Reflashing a Router I Should Have Left Alone

A perfectly good router, a flash gone wrong, and the soldered-on serial header that saved me from the bin.

A soldering iron and electronics on a workbench

The router was working fine. That is the important part. It routed packets, it held WiFi, it had done so uncomplainingly for three years. But the OpenWrt release notes mentioned a fix I wanted, and so, against all good sense, I decided to flash it on a weeknight.

The flash went in cleanly. The reboot did not come back. No lights doing anything sensible, no DHCP, no ping. I had bricked a device whose only crime was being slightly out of date.

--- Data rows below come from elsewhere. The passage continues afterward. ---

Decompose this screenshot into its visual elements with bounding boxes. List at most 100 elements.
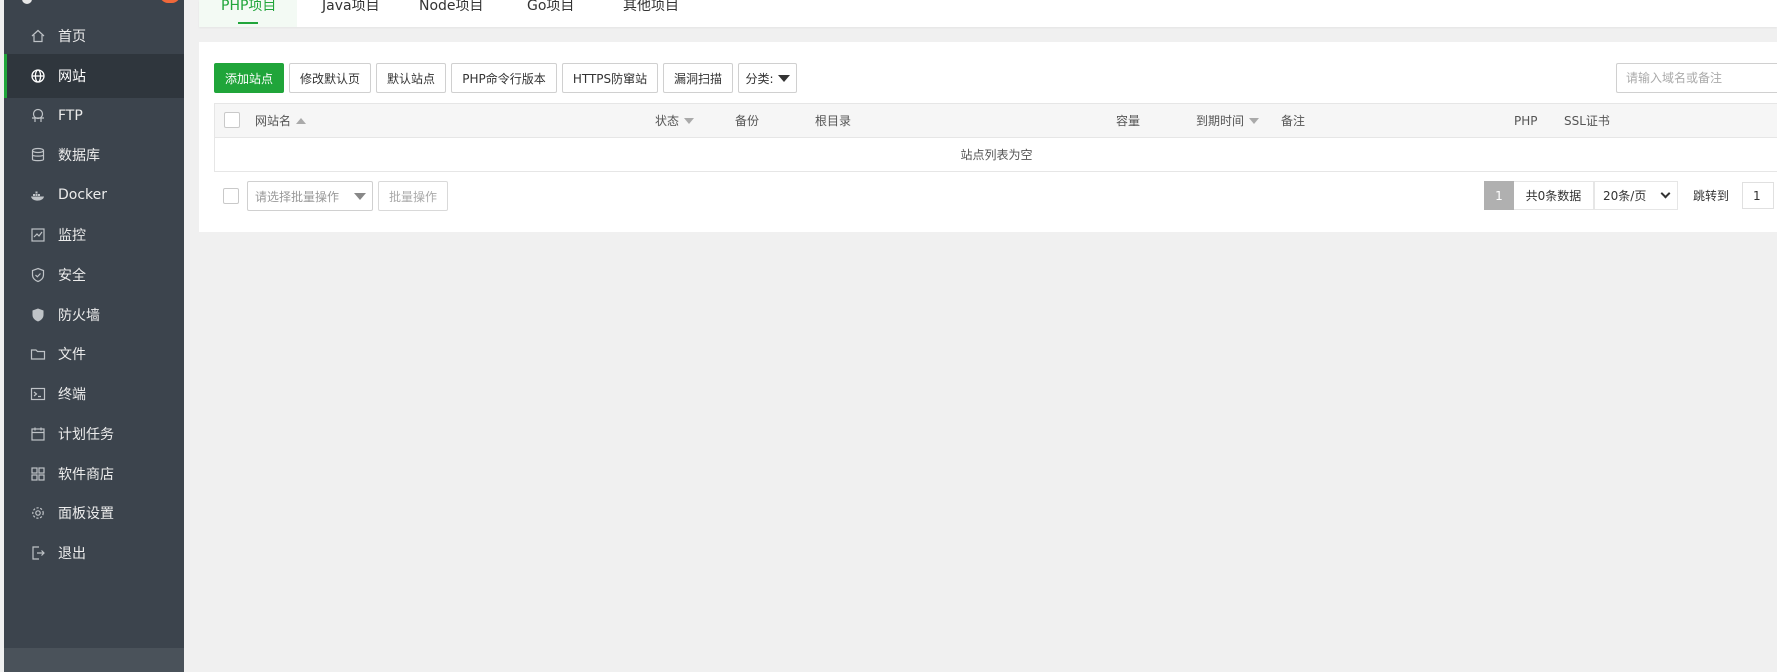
tab-label: Java项目 (322, 0, 380, 14)
tab-go-project[interactable]: Go项目 (527, 0, 574, 27)
tab-label: Go项目 (527, 0, 575, 14)
column-label: 根目录 (815, 114, 852, 128)
chevron-down-icon (1660, 188, 1671, 199)
sidebar-item-label: 监控 (58, 228, 86, 244)
tab-java-project[interactable]: Java项目 (322, 0, 380, 27)
edit-default-page-button[interactable]: 修改默认页 (289, 63, 371, 93)
caret-down-icon (354, 193, 366, 200)
terminal-icon (30, 386, 46, 402)
table-header: 网站名 状态 备份 根目录 容量 到期时间 备注 PHP SSL证书 (214, 103, 1777, 138)
monitor-icon (30, 227, 46, 243)
sidebar-item-database[interactable]: 数据库 (4, 133, 184, 177)
sidebar-item-terminal[interactable]: 终端 (4, 372, 184, 416)
sidebar-item-app-store[interactable]: 软件商店 (4, 452, 184, 496)
column-label: 备注 (1281, 114, 1306, 128)
column-label: 状态 (655, 114, 680, 128)
globe-icon (30, 68, 46, 84)
sidebar-item-firewall[interactable]: 防火墙 (4, 293, 184, 337)
footer-select-all-checkbox[interactable] (223, 188, 239, 204)
gear-icon (30, 505, 46, 521)
add-site-button[interactable]: 添加站点 (214, 63, 284, 93)
jump-to-label: 跳转到 (1693, 189, 1730, 203)
home-icon (30, 28, 46, 44)
batch-operation-select[interactable]: 请选择批量操作 (247, 181, 373, 211)
sidebar-item-label: 防火墙 (58, 308, 100, 324)
select-all-checkbox[interactable] (224, 112, 240, 128)
tab-node-project[interactable]: Node项目 (419, 0, 484, 27)
column-note: 备注 (1281, 104, 1305, 137)
sidebar-item-cron[interactable]: 计划任务 (4, 412, 184, 456)
column-root-dir: 根目录 (815, 104, 851, 137)
sidebar-item-website[interactable]: 网站 (4, 54, 184, 98)
sidebar-item-panel-settings[interactable]: 面板设置 (4, 491, 184, 535)
sort-descending-icon (1249, 117, 1260, 124)
ftp-icon (30, 108, 46, 124)
sidebar-item-security[interactable]: 安全 (4, 253, 184, 297)
search-input[interactable] (1616, 63, 1777, 93)
column-label: PHP (1514, 113, 1538, 128)
tab-php-project[interactable]: PHP项目 (199, 0, 297, 27)
page-size-value: 20条/页 (1603, 189, 1647, 203)
column-label: 到期时间 (1196, 114, 1245, 128)
sidebar-item-label: 面板设置 (58, 506, 114, 522)
vuln-scan-button[interactable]: 漏洞扫描 (663, 63, 733, 93)
sidebar-item-label: FTP (58, 108, 83, 124)
tab-other-project[interactable]: 其他项目 (623, 0, 679, 27)
project-tabs: PHP项目 Java项目 Node项目 Go项目 其他项目 (199, 0, 1777, 27)
batch-operation-button[interactable]: 批量操作 (378, 181, 448, 211)
sidebar-item-ftp[interactable]: FTP (4, 94, 184, 138)
sidebar-item-label: 数据库 (58, 148, 100, 164)
pagination-total: 共0条数据 (1514, 181, 1594, 210)
column-php: PHP (1514, 104, 1538, 137)
column-label: SSL证书 (1564, 114, 1610, 128)
logo (22, 0, 32, 4)
column-backup: 备份 (735, 104, 759, 137)
sidebar-item-home[interactable]: 首页 (4, 14, 184, 58)
pagination-current-page[interactable]: 1 (1484, 181, 1514, 210)
sidebar-item-label: Docker (58, 187, 108, 203)
category-dropdown[interactable]: 分类: (738, 63, 797, 93)
sidebar-item-label: 首页 (58, 29, 86, 45)
column-site-name[interactable]: 网站名 (255, 104, 307, 137)
sidebar-footer (4, 648, 184, 672)
calendar-icon (30, 426, 46, 442)
jump-to-page-input[interactable] (1742, 182, 1774, 209)
shield-icon (30, 267, 46, 283)
column-ssl: SSL证书 (1564, 104, 1610, 137)
firewall-icon (30, 307, 46, 323)
sidebar-item-monitor[interactable]: 监控 (4, 213, 184, 257)
table-empty-row: 站点列表为空 (214, 138, 1777, 172)
sidebar-header-strip (4, 0, 184, 5)
column-label: 容量 (1116, 114, 1141, 128)
notification-badge[interactable] (160, 0, 180, 3)
sidebar-item-label: 软件商店 (58, 467, 114, 483)
column-expiry[interactable]: 到期时间 (1196, 104, 1260, 137)
sidebar-item-label: 终端 (58, 387, 86, 403)
php-cli-version-button[interactable]: PHP命令行版本 (451, 63, 557, 93)
default-site-button[interactable]: 默认站点 (376, 63, 446, 93)
sidebar-item-logout[interactable]: 退出 (4, 531, 184, 575)
column-capacity: 容量 (1116, 104, 1140, 137)
tab-label: PHP项目 (221, 0, 277, 14)
folder-icon (30, 346, 46, 362)
category-label: 分类: (745, 71, 774, 86)
apps-grid-icon (30, 466, 46, 482)
batch-select-placeholder: 请选择批量操作 (255, 189, 340, 204)
column-status[interactable]: 状态 (655, 104, 695, 137)
sidebar-item-label: 退出 (58, 546, 86, 562)
tab-label: 其他项目 (623, 0, 679, 14)
https-protect-button[interactable]: HTTPS防窜站 (562, 63, 658, 93)
sort-ascending-icon (296, 117, 307, 124)
sidebar: 首页 网站 FTP 数据库 Docker 监控 安全 防火墙 文件 终端 计划任… (4, 0, 184, 672)
active-tab-underline (238, 22, 258, 24)
column-label: 备份 (735, 114, 760, 128)
sidebar-item-files[interactable]: 文件 (4, 332, 184, 376)
sort-descending-icon (684, 117, 695, 124)
sidebar-item-label: 网站 (58, 69, 86, 85)
database-icon (30, 147, 46, 163)
column-label: 网站名 (255, 114, 292, 128)
docker-icon (30, 187, 46, 203)
sidebar-item-docker[interactable]: Docker (4, 173, 184, 217)
tab-label: Node项目 (419, 0, 484, 14)
page-size-select[interactable]: 20条/页 (1594, 181, 1678, 210)
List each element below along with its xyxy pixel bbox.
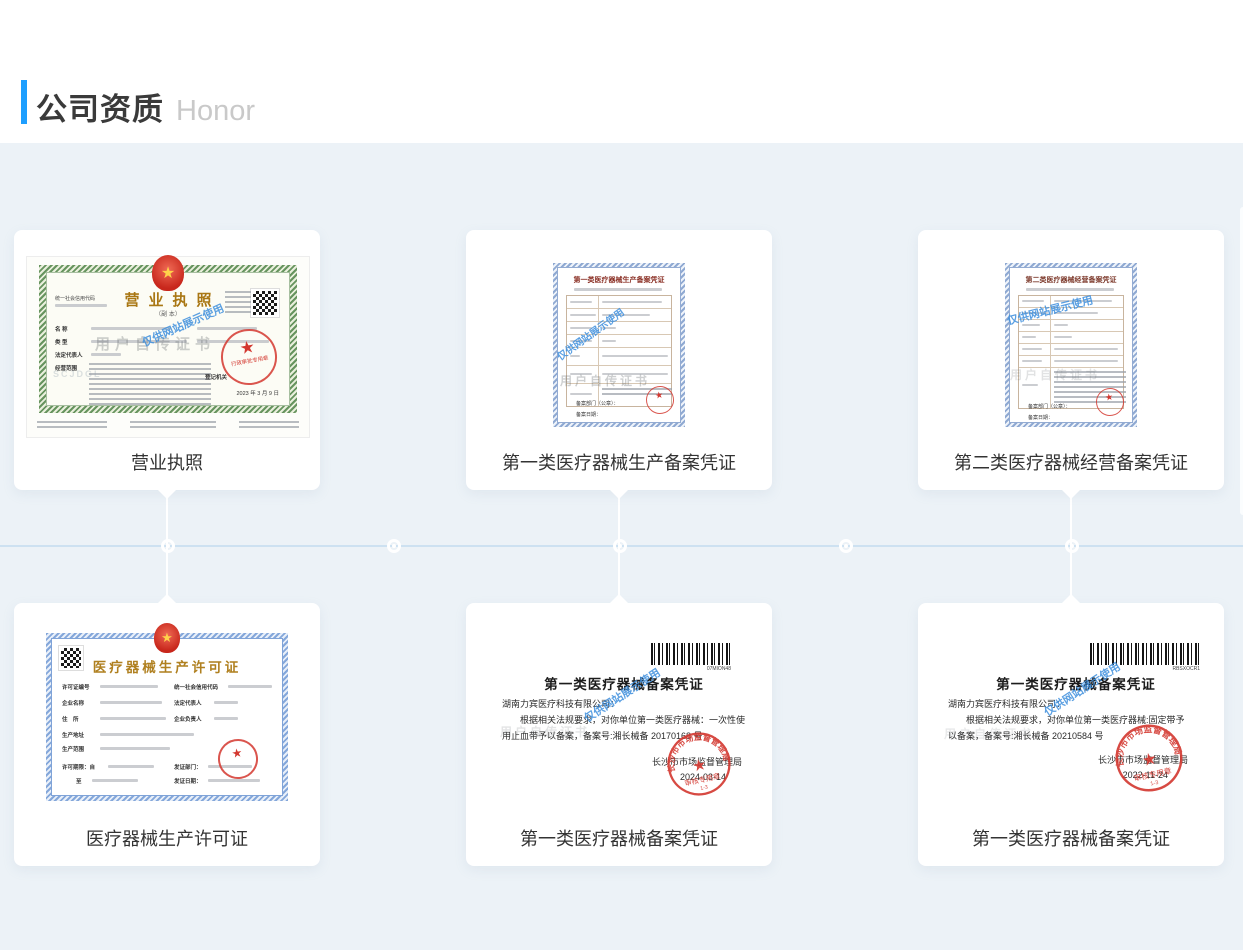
card-connector-notch (158, 594, 176, 603)
filing-number (1026, 288, 1114, 291)
registrar-label: 登记机关 (205, 373, 227, 381)
certificate-card-class2-operation-filing[interactable]: 第二类医疗器械经营备案凭证 仅供网站展示使用 用户自传证书 备案部门（公章）： … (918, 230, 1224, 490)
field-period-to: 至 (76, 777, 82, 785)
svg-text:1-3: 1-3 (700, 784, 709, 791)
card-connector-notch (1062, 490, 1080, 499)
svg-text:★: ★ (1140, 749, 1159, 771)
page-subtitle: Honor (176, 95, 255, 128)
field-license-no: 许可证编号 (62, 683, 90, 691)
section-accent-bar (21, 80, 27, 124)
red-seal-icon: 长沙市市场监督管理局 ★ 审核专用章 1-3 (660, 725, 738, 803)
gray-watermark: 用户自传证书 (500, 723, 590, 740)
filing-date-label: 备案日期： (576, 411, 601, 418)
field-label-legal-rep: 法定代表人 (55, 351, 83, 359)
gray-watermark: 用户自传证书 (1010, 366, 1100, 383)
card-connector-notch (1062, 594, 1080, 603)
field-manager: 企业负责人 (174, 715, 202, 723)
card-label: 第一类医疗器械备案凭证 (466, 825, 772, 851)
card-label: 第一类医疗器械生产备案凭证 (466, 449, 772, 475)
certificate-card-class1-production-filing[interactable]: 第一类医疗器械生产备案凭证 仅供网站展示使用 用户自传证书 备案部门（公章）： … (466, 230, 772, 490)
national-emblem-icon: ★ (154, 623, 180, 653)
svg-text:1-3: 1-3 (1150, 780, 1159, 788)
honor-section: ★ 统一社会信用代码 营业执照 （副 本） SCJDGL 名 称 类 型 法定代… (0, 143, 1243, 950)
card-label: 第二类医疗器械经营备案凭证 (918, 449, 1224, 475)
gray-watermark: 用户自传证书 (944, 725, 1034, 742)
certificate-card-class1-record-1[interactable]: 07MION48 第一类医疗器械备案凭证 湖南力宾医疗科技有限公司： 根据相关法… (466, 603, 772, 866)
certificate-image: 第一类医疗器械生产备案凭证 仅供网站展示使用 用户自传证书 备案部门（公章）： … (553, 263, 685, 427)
timeline-dot (613, 539, 627, 553)
business-license-image: ★ 统一社会信用代码 营业执照 （副 本） SCJDGL 名 称 类 型 法定代… (26, 256, 310, 438)
certificate-image: ★ 医疗器械生产许可证 许可证编号 统一社会信用代码 企业名称 法定代表人 住 … (46, 633, 288, 801)
qr-code-icon (251, 289, 279, 317)
certificate-card-production-license[interactable]: ★ 医疗器械生产许可证 许可证编号 统一社会信用代码 企业名称 法定代表人 住 … (14, 603, 320, 866)
scope-text-block (89, 363, 211, 405)
red-seal-icon: ★ (215, 736, 261, 782)
field-production-scope: 生产范围 (62, 745, 84, 753)
gray-watermark: 用户自传证书 (560, 372, 650, 389)
field-production-address: 生产地址 (62, 731, 84, 739)
field-credit-code: 统一社会信用代码 (174, 683, 218, 691)
timeline-dot (161, 539, 175, 553)
filing-number (574, 288, 662, 291)
certificate-card-class1-record-2[interactable]: RBSXOCR1 第一类医疗器械备案凭证 湖南力宾医疗科技有限公司： 根据相关法… (918, 603, 1224, 866)
barcode-icon (1090, 643, 1200, 665)
timeline-dot (839, 539, 853, 553)
field-label-scope: 经营范围 (55, 364, 77, 372)
field-company: 企业名称 (62, 699, 84, 707)
certificate-card-business-license[interactable]: ★ 统一社会信用代码 营业执照 （副 本） SCJDGL 名 称 类 型 法定代… (14, 230, 320, 490)
card-label: 营业执照 (14, 449, 320, 475)
svg-text:★: ★ (691, 756, 708, 776)
field-address: 住 所 (62, 715, 79, 723)
field-issue-date: 发证日期： (174, 777, 202, 785)
filing-dept-label: 备案部门（公章）： (576, 400, 619, 407)
card-connector-notch (158, 490, 176, 499)
certificate-image: 第二类医疗器械经营备案凭证 仅供网站展示使用 用户自传证书 备案部门（公章）： … (1005, 263, 1137, 427)
issue-date: 2023 年 3 月 9 日 (237, 389, 280, 397)
certificate-title: 第一类医疗器械生产备案凭证 (558, 275, 680, 285)
card-connector-notch (610, 490, 628, 499)
card-label: 医疗器械生产许可证 (14, 825, 320, 851)
barcode-text: 07MION48 (651, 666, 731, 672)
certificate-title: 第二类医疗器械经营备案凭证 (1010, 275, 1132, 285)
card-connector-notch (610, 594, 628, 603)
filing-dept-label: 备案部门（公章）： (1028, 403, 1071, 410)
card-label: 第一类医疗器械备案凭证 (918, 825, 1224, 851)
timeline-dot (1065, 539, 1079, 553)
certificate-frame: ★ 统一社会信用代码 营业执照 （副 本） SCJDGL 名 称 类 型 法定代… (39, 265, 297, 413)
field-label-name: 名 称 (55, 325, 68, 333)
certificate-title: 医疗器械生产许可证 (52, 656, 282, 676)
timeline-dot (387, 539, 401, 553)
barcode-icon (651, 643, 731, 665)
qr-side-text (225, 291, 251, 313)
filing-date-label: 备案日期： (1028, 414, 1053, 421)
page-title: 公司资质 (36, 84, 164, 129)
field-legal-rep: 法定代表人 (174, 699, 202, 707)
red-seal-icon: 长沙市市场监督管理局 ★ 审核专用章 1-3 (1107, 716, 1190, 799)
section-header: 公司资质 Honor (36, 84, 255, 129)
field-period-from: 许可期限：自 (62, 763, 95, 771)
field-label-type: 类 型 (55, 338, 68, 346)
footnote-text (37, 421, 299, 431)
national-emblem-icon: ★ (152, 255, 184, 291)
field-issue-dept: 发证部门： (174, 763, 202, 771)
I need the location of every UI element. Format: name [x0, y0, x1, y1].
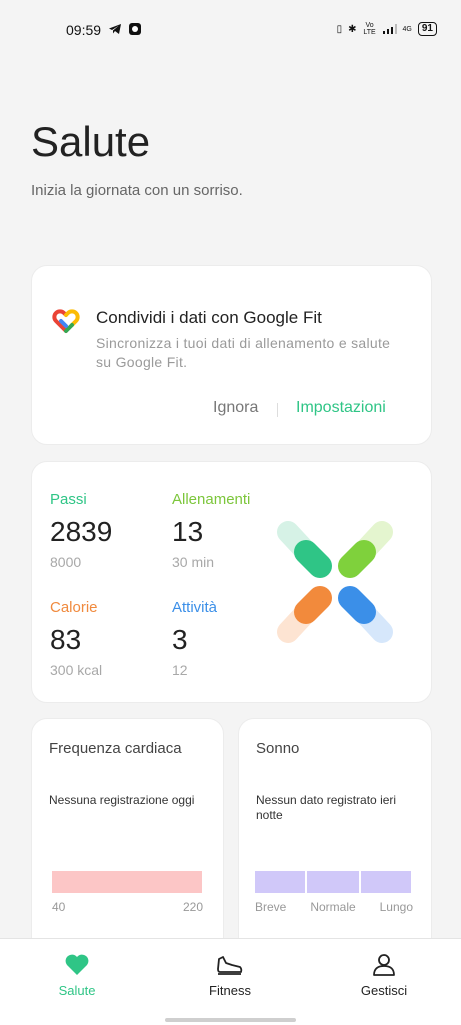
activity-card[interactable]: Passi 2839 8000 Allenamenti 13 30 min Ca…	[31, 461, 432, 703]
battery-icon: 91	[417, 22, 437, 36]
status-icons: ▯ ✱ Vo LTE 4G 91	[337, 22, 437, 36]
calories-goal: 300 kcal	[50, 662, 103, 678]
sleep-segment-long	[361, 871, 411, 893]
telegram-icon	[109, 24, 121, 34]
nav-item-salute[interactable]: Salute	[27, 953, 127, 998]
network-label: 4G	[402, 25, 412, 33]
google-fit-card: Condividi i dati con Google Fit Sincroni…	[31, 265, 432, 445]
nav-label-gestisci: Gestisci	[360, 983, 408, 998]
nav-item-fitness[interactable]: Fitness	[180, 953, 280, 998]
signal-icon	[382, 24, 397, 34]
calories-metric: Calorie 83 300 kcal	[50, 599, 160, 678]
calories-label: Calorie	[50, 599, 98, 616]
heart-rate-title: Frequenza cardiaca	[49, 740, 182, 757]
vibrate-icon: ▯	[336, 23, 343, 35]
workout-label: Allenamenti	[172, 491, 251, 508]
activity-label: Attività	[172, 599, 218, 616]
heart-rate-bar	[52, 871, 202, 893]
sleep-labels: Breve Normale Lungo	[255, 900, 413, 914]
bluetooth-icon: ✱	[348, 23, 357, 35]
volte-label: Vo LTE	[363, 22, 376, 36]
steps-metric: Passi 2839 8000	[50, 491, 160, 570]
calories-value: 83	[50, 624, 82, 655]
sleep-label-long: Lungo	[379, 900, 413, 914]
heart-rate-max: 220	[182, 900, 203, 914]
google-fit-description: Sincronizza i tuoi dati di allenamento e…	[96, 335, 391, 370]
steps-goal: 8000	[50, 554, 82, 570]
person-icon	[373, 954, 395, 976]
workout-goal: 30 min	[172, 554, 215, 570]
sleep-segment-short	[255, 871, 305, 893]
nav-label-salute: Salute	[58, 983, 96, 998]
bottom-nav: Salute Fitness Gestisci	[0, 938, 461, 1025]
sleep-segment-normal	[307, 871, 359, 893]
activity-rings-graphic	[277, 521, 393, 643]
page-subtitle: Inizia la giornata con un sorriso.	[31, 182, 243, 199]
activity-metric: Attività 3 12	[172, 599, 282, 678]
heart-rate-note: Nessuna registrazione oggi	[49, 793, 195, 807]
activity-value: 3	[172, 624, 188, 655]
status-time: 09:59	[66, 22, 102, 38]
page-title: Salute	[31, 118, 151, 165]
settings-button[interactable]: Impostazioni	[296, 399, 386, 417]
sleep-title: Sonno	[256, 740, 300, 757]
heart-rate-card[interactable]: Frequenza cardiaca Nessuna registrazione…	[31, 718, 224, 960]
home-indicator[interactable]	[165, 1018, 296, 1022]
notification-icon	[129, 23, 141, 35]
battery-level: 91	[421, 23, 433, 34]
workout-value: 13	[172, 516, 204, 547]
ignore-button[interactable]: Ignora	[213, 399, 258, 417]
google-fit-title: Condividi i dati con Google Fit	[96, 308, 322, 327]
steps-label: Passi	[50, 491, 87, 508]
sleep-bar	[255, 871, 411, 893]
sleep-label-normal: Normale	[310, 900, 356, 914]
heart-rate-min: 40	[52, 900, 66, 914]
heart-icon	[65, 954, 89, 975]
activity-goal: 12	[172, 662, 188, 678]
nav-label-fitness: Fitness	[209, 983, 251, 998]
sleep-card[interactable]: Sonno Nessun dato registrato ieri notte …	[238, 718, 432, 960]
nav-item-gestisci[interactable]: Gestisci	[334, 953, 434, 998]
status-bar: 09:59 ▯ ✱ Vo LTE 4G 91	[0, 0, 461, 60]
shoe-icon	[217, 956, 243, 975]
sleep-note: Nessun dato registrato ieri notte	[256, 793, 397, 822]
sleep-label-short: Breve	[255, 900, 287, 914]
workout-metric: Allenamenti 13 30 min	[172, 491, 252, 570]
button-divider	[277, 403, 278, 417]
google-fit-icon	[52, 309, 80, 333]
steps-value: 2839	[50, 516, 113, 547]
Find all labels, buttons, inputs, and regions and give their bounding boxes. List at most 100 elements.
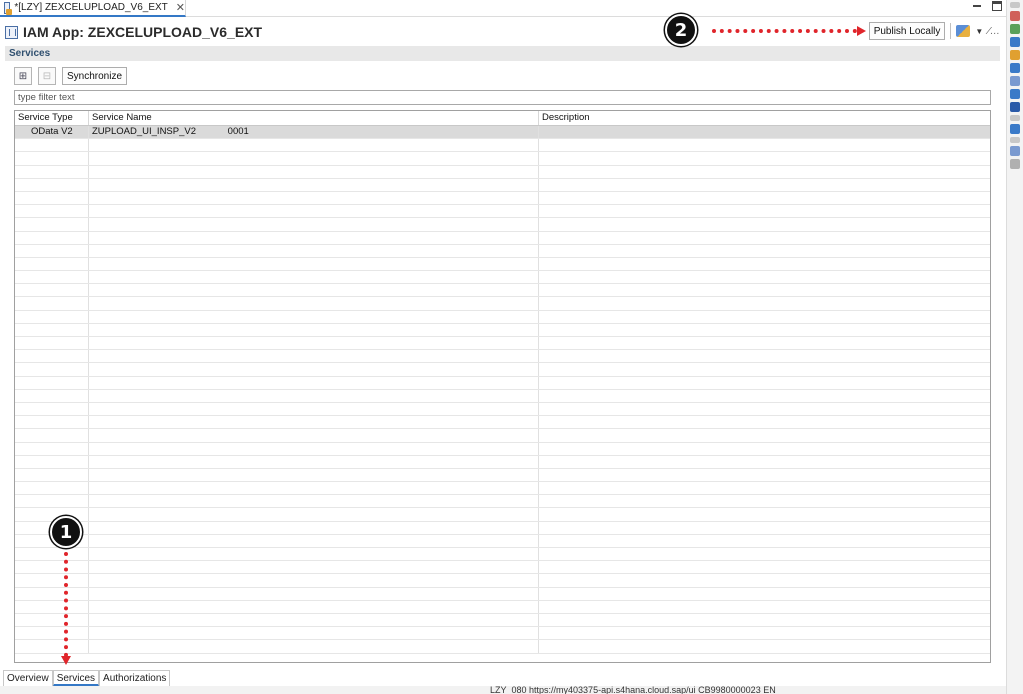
empty-cell (539, 363, 990, 375)
empty-cell (89, 231, 539, 244)
properties-view-icon[interactable] (1010, 76, 1020, 86)
empty-table-row (15, 455, 990, 469)
tab-authorizations[interactable]: Authorizations (99, 671, 171, 686)
empty-cell (539, 245, 990, 257)
annotation-arrow-line (712, 29, 857, 33)
empty-table-row (15, 376, 990, 390)
empty-table-row (15, 574, 990, 588)
add-service-icon[interactable]: ⊞ (14, 67, 32, 85)
empty-cell (15, 218, 89, 231)
close-icon[interactable]: ✕ (176, 1, 185, 14)
launch-menu-icon[interactable] (956, 25, 971, 37)
empty-cell (15, 600, 89, 613)
empty-table-row (15, 165, 990, 179)
empty-cell (15, 205, 89, 218)
publish-locally-button[interactable]: Publish Locally (868, 22, 946, 40)
filter-input[interactable] (14, 90, 991, 105)
minimized-stack-icon[interactable] (1010, 115, 1020, 121)
empty-cell (539, 443, 990, 455)
empty-cell (15, 508, 89, 521)
transport-view-icon[interactable] (1010, 102, 1020, 112)
column-header-description[interactable]: Description (539, 111, 990, 125)
project-explorer-icon[interactable] (1010, 24, 1020, 34)
empty-cell (89, 165, 539, 178)
tab-services[interactable]: Services (52, 671, 100, 686)
empty-cell (89, 587, 539, 600)
empty-cell (15, 323, 89, 336)
empty-cell (15, 271, 89, 284)
empty-table-row (15, 152, 990, 166)
empty-cell (539, 350, 990, 362)
table-body: OData V2 ZUPLOAD_UI_INSP_V2 0001 (15, 126, 990, 662)
empty-cell (15, 350, 89, 363)
empty-cell (539, 377, 990, 389)
empty-cell (15, 574, 89, 587)
minimized-stack-icon[interactable] (1010, 137, 1020, 143)
empty-cell (89, 482, 539, 495)
empty-table-row (15, 468, 990, 483)
empty-cell (89, 402, 539, 416)
column-header-service-type[interactable]: Service Type (15, 111, 89, 125)
table-view-icon[interactable] (1010, 159, 1020, 169)
empty-cell (539, 324, 990, 336)
empty-cell (15, 402, 89, 416)
view-menu-icon[interactable] (1010, 2, 1020, 8)
empty-cell (539, 403, 990, 415)
empty-cell (15, 284, 89, 297)
column-header-service-name[interactable]: Service Name (89, 111, 539, 125)
outline-view-icon[interactable] (1010, 11, 1020, 21)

What saved me was the four-pin serial header on the board, which I'd soldered a connector onto years ago for exactly this kind of stupidity. A USB-to-TTL adapter, 115200 baud, and suddenly I could watch U-Boot stop halfway through and complain about a bad image. From there it was a TFTP recovery: interrupt the bootloader, point it at a known-good image on my laptop, and let it pull the firmware over the wire.

ath> setenv serverip 192.168.1.10
ath> tftpboot 0x80060000 openwrt-recovery.bin
ath> erase 0x9f050000 +$filesize
ath> cp.b 0x80060000 0x9f050000 $filesize

Twenty nervous minutes later it booted. The lesson is not "don't flash routers", it's the thing I keep relearning: solder the serial header on before you need it, while the device still works and you've nothing to lose.